The tangled web we weave by denying human rights

GUESTS: two students from Vassar College's Boycott, Divestment and Sanctions campaign drop in to talk about their recent successful vote for BDS, and the threats made against them by the Vassar President and Board of Trustees.

What we didn't talk about is the "anti-Semitic" cartoon supposedly posted two years ago by a member of Students for Justice in Palestine. I've included the cartoon on the left. 

The cartoon being posted on-line resulted in the expelling of an African American undergraduate and the delegitimizing of SJP as a campus organization. It should be said that the African American student was a member of SJP, but posted the cartoon without knowledge or approval of other members of the group.

The cartoon was drawn by a Norwegian member of a fascist party, and reprinted in a Dutch pro-Nazi magazine in 1944. The original title was "Culture - Terror," and it depicts at least fifteen different negatives stereotypes of American society. There is the decadence of beauty pageants, the pervasive culture of sexuality, the gun violence and gangsterism of everyday life, the racism and racial violence directed towards Blacks, the genocidal treatment of Native Americans, the gross materialism of American values, the racial mixture of culture and its influence on the rest of the world, the indiscriminate bombing of Europe by the US war machine, and the oversized influence of the Jews and Freemasons on the war policy. 

It is a hateful cartoon that includes about every negative stereotype of the United States a Norwegian fascist could think of in the midst of World War II. As an activist opposed to all forms of racism, I would never condone such a cartoon. But that is not the same thing as posting it on-line and looking at the origins of its racist depictions. 

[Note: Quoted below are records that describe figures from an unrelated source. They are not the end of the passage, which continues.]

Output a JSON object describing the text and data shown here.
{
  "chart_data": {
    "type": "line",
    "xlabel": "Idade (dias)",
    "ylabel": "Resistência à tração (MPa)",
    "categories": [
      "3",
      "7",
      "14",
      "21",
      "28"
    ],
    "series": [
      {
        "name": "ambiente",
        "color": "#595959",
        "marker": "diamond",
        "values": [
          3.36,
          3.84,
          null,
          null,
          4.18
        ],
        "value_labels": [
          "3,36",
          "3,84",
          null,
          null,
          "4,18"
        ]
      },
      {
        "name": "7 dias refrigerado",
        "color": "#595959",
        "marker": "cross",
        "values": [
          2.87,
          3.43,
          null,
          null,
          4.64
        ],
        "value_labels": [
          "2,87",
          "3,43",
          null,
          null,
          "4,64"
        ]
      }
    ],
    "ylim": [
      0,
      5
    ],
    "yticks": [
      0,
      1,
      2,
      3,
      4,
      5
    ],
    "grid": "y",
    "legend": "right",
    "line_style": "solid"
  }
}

We live in an America that is awash in such racial incitements. All our white presidents since Jimmy Carter have used covert racism to win elections, starting with Ronald Reagan's campaign kickoff a few miles from Philadelphia, Mississippi, the town linked to the 1964 murders of three civil rights workers. The Israel Lobby is much less nuanced, claiming the right to call all Palestinians terrorists, while crying "wolf" at any legitimate criticism of its apartheid state. 

This cartoon, of course, is not legitimate criticism of Israel. But I can see how it would appeal to a young Black student whose people have suffered centuries of slavery and Jim Crow in American. The US war machine is depicted by a KKK head, a jail cell holding Blacks as a body, and a black arm with a noose wrapped around it. The irony, of course, is the use of this cartoon to expel a Black student from Vassar, an administration action presumably demanded by some Zionist alum threatening to withdraw money from the college. What a tangled web we weave when we advocate human rights for some and deny it for others.